The available models are implemented in the file models.py:

  • DQN
  • Dueling DQN

utils.py

This file contains utility functions and classes:

  • Replay Memory, used to store experiences in the form e = (state, action, reward, new_state, done)
  • Environment Wrapper, which handles the conversions between numpy arrays and torch tensors

Usage

Running

python3 moon-landing.py -h

displays a help message with all the customizable parameters and their syntax.

usage: moon-landing.py [-h] [--model {dqn,fixed_dqn,double_dqn,dueling_dqn}] (-t | -f FILE) [-v {0,1,2,3}] [-r] [-b BATCH_SIZE] [-m MEMORY_SIZE] [--gamma GAMMA] [--lr LR] [--episodes EPISODES]
                       [--target-sync-freq TARGET_SYNC_FREQ] [--learn-freq LEARN_FREQ] [--decay DECAY]

optional arguments:
  -h, --help            show this help message and exit
  --model {dqn,fixed_dqn,double_dqn,dueling_dqn}
                        Model to be used. One between dqn, double_dqn and dueling_dqn (default: dqn)
  -t, --train           if present, train the chosen agent; if not, test it
  -f FILE, --file FILE  Use the weights stored in the given file. Required if in testing mode
  -v {0,1,2,3}, --verbose {0,1,2,3}
                        Verbose mode. One between 0 (no plots, no logs, no video), 1 (yes plots, no logs, no video), 2 (yes plots, yes logs, no video), 3 (yes to all). Considered only in training mode
                        (default: 2)
  -r, --render          Render video of the environment. Considered only in test mode
  -b BATCH_SIZE, --batch_size BATCH_SIZE
                        size of the batch used to perform training (default: 64)
  -m MEMORY_SIZE, --memory-size MEMORY_SIZE
                        maximum size of the replay memory buffer (default: 100000)
  --gamma GAMMA         discount rate for the q-values update (default: 0.99)
  --lr LR               learning rate (default: 0.001)
  --episodes EPISODES   Number of episodes to perform training on. Considered only if in training mode (default: 2000)
  --target-sync-freq TARGET_SYNC_FREQ
                        Number of updates before the network for Q-targets is clones (default: 500)
  --learn-freq LEARN_FREQ
                        After how many steps the agent should update the weights (default: 4)
  --decay DECAY         Espilon decay rule for power decay (default: 0.99)

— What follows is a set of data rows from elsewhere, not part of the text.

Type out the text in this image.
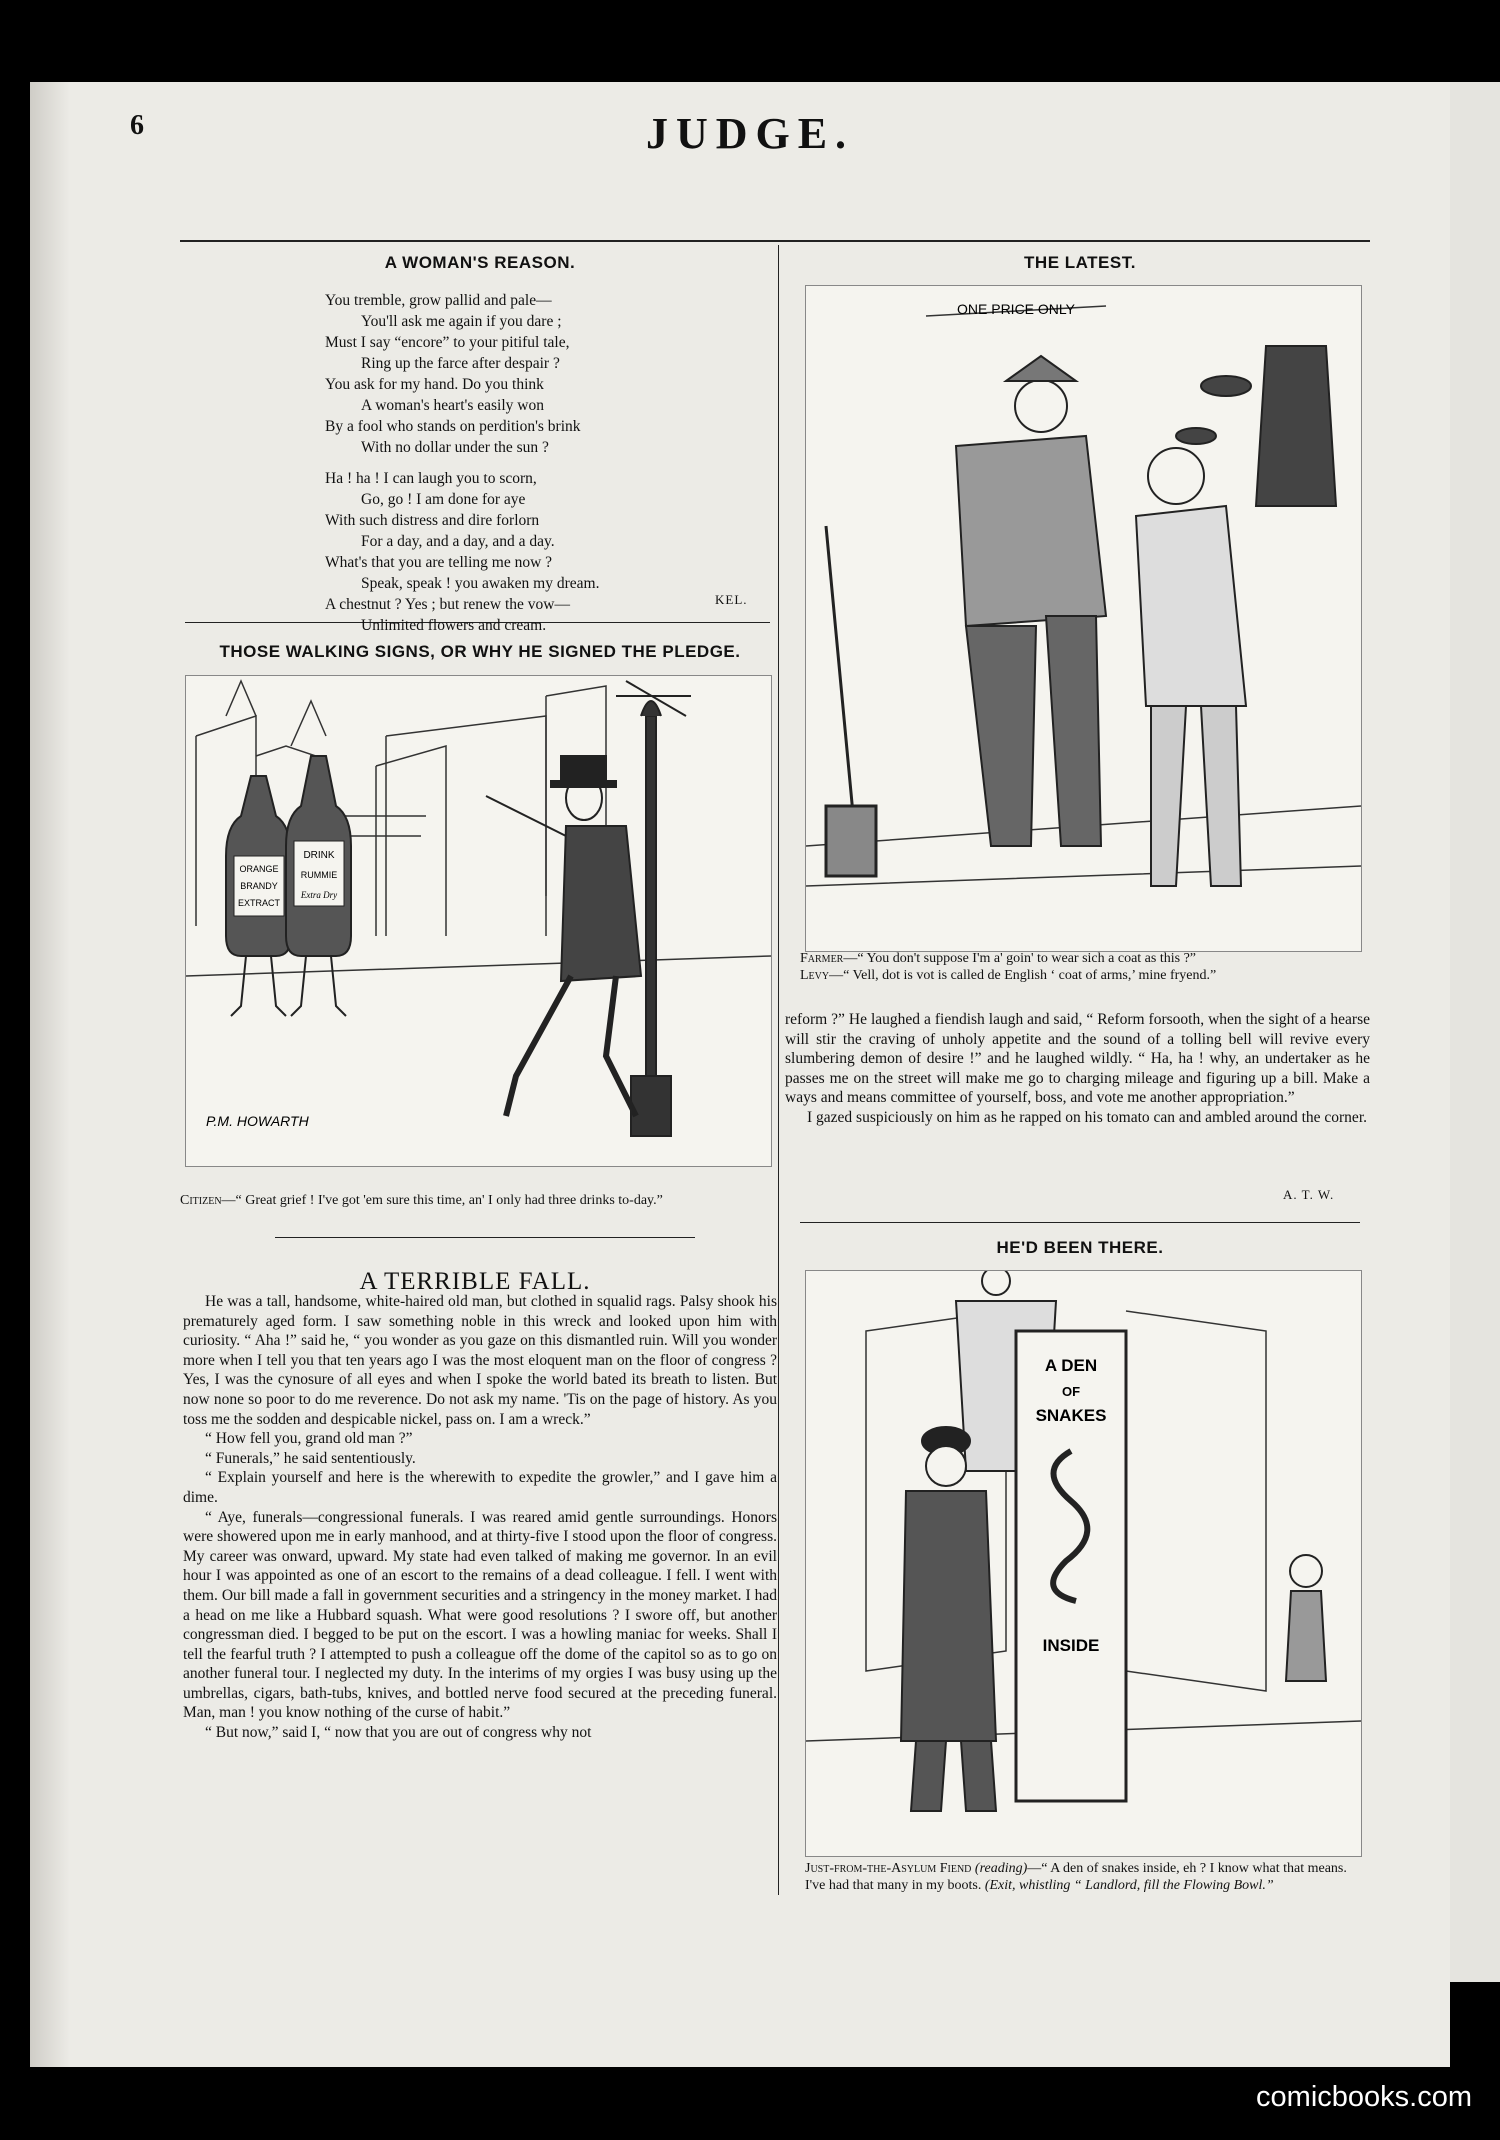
6	JUDGE.
A WOMAN'S REASON.

You tremble, grow pallid and pale—

You'll ask me again if you dare ;

Must I say “encore” to your pitiful tale,

Ring up the farce after despair ?

You ask for my hand. Do you think

A woman's heart's easily won

By a fool who stands on perdition's brink

With no dollar under the sun ?

Ha ! ha ! I can laugh you to scorn,

Go, go ! I am done for aye

With such distress and dire forlorn

For a day, and a day, and a day.

What's that you are telling me now ?

Speak, speak ! you awaken my dream.

A chestnut ? Yes ; but renew the vow—

Unlimited flowers and cream.

KEL.
THOSE WALKING SIGNS, OR WHY HE SIGNED THE PLEDGE.
ORANGE
BRANDY
EXTRACT
DRINK
RUMMIE
Extra Dry
P.M. HOWARTH

Citizen—“ Great grief ! I've got 'em sure this time, an' I only had three drinks to-day.”

A TERRIBLE FALL.

He was a tall, handsome, white-haired old man, but clothed in squalid rags. Palsy shook his prematurely aged form. I saw something noble in this wreck and looked upon him with curiosity. “ Aha !” said he, “ you wonder as you gaze on this dismantled ruin. Will you wonder more when I tell you that ten years ago I was the most eloquent man on the floor of congress ? Yes, I was the cynosure of all eyes and when I spoke the world bated its breath to listen. But now none so poor to do me reverence. Do not ask my name. 'Tis on the page of history. As you toss me the sodden and despicable nickel, pass on. I am a wreck.”

“ How fell you, grand old man ?”

“ Funerals,” he said sententiously.

“ Explain yourself and here is the wherewith to expedite the growler,” and I gave him a dime.

“ Aye, funerals—congressional funerals. I was reared amid gentle surroundings. Honors were showered upon me in early manhood, and at thirty-five I stood upon the floor of congress. My career was onward, upward. My state had even talked of making me governor. In an evil hour I was appointed as one of an escort to the remains of a dead colleague. I fell. I went with them. Our bill made a fall in government securities and a stringency in the money market. I had a head on me like a Hubbard squash. What were good resolutions ? I swore off, but another congressman died. I begged to be put on the escort. I was a howling maniac for weeks. Shall I tell the fearful truth ? I attempted to push a colleague off the dome of the capitol so as to go on another funeral tour. I neglected my duty. In the interims of my orgies I was busy using up the umbrellas, cigars, bath-tubs, knives, and bottled nerve food secured at the preceding funeral. Man, man ! you know nothing of the curse of habit.”

“ But now,” said I, “ now that you are out of congress why not

THE LATEST.
ONE PRICE ONLY
Farmer—“ You don't suppose I'm a' goin' to wear sich a coat as this ?”
Levy—“ Vell, dot is vot is called de English ‘ coat of arms,’ mine fryend.”

reform ?” He laughed a fiendish laugh and said, “ Reform forsooth, when the sight of a hearse will stir the craving of unholy appetite and the sound of a tolling bell will revive every slumbering demon of desire !” and he laughed wildly. “ Ha, ha ! why, an undertaker as he passes me on the street will make me go to charging mileage and figuring up a bill. Make a ways and means committee of yourself, boss, and vote me another appropriation.”

I gazed suspiciously on him as he rapped on his tomato can and ambled around the corner.

A. T. W.
HE'D BEEN THERE.
A DEN
OF
SNAKES
INSIDE
Just-from-the-Asylum Fiend (reading)—“ A den of snakes inside, eh ? I know what that means. I've had that many in my boots. (Exit, whistling “ Landlord, fill the Flowing Bowl.”
comicbooks.com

For example, to train a DQN agent, run

python3 moon-landing.py -t --model dqn

If the agent solves the environment, the weights that achieved the highest 100-episodes mean will be saved as a .pth file in the ./solved folder, with the name of the model and a timestamp with the format YYYYmmdd_HHMM. Then, to test it, run

python3 moon-landing.py --model dqn -f ./path/to/file

In the folder ./solved there are the weight files of some pre-trained agents.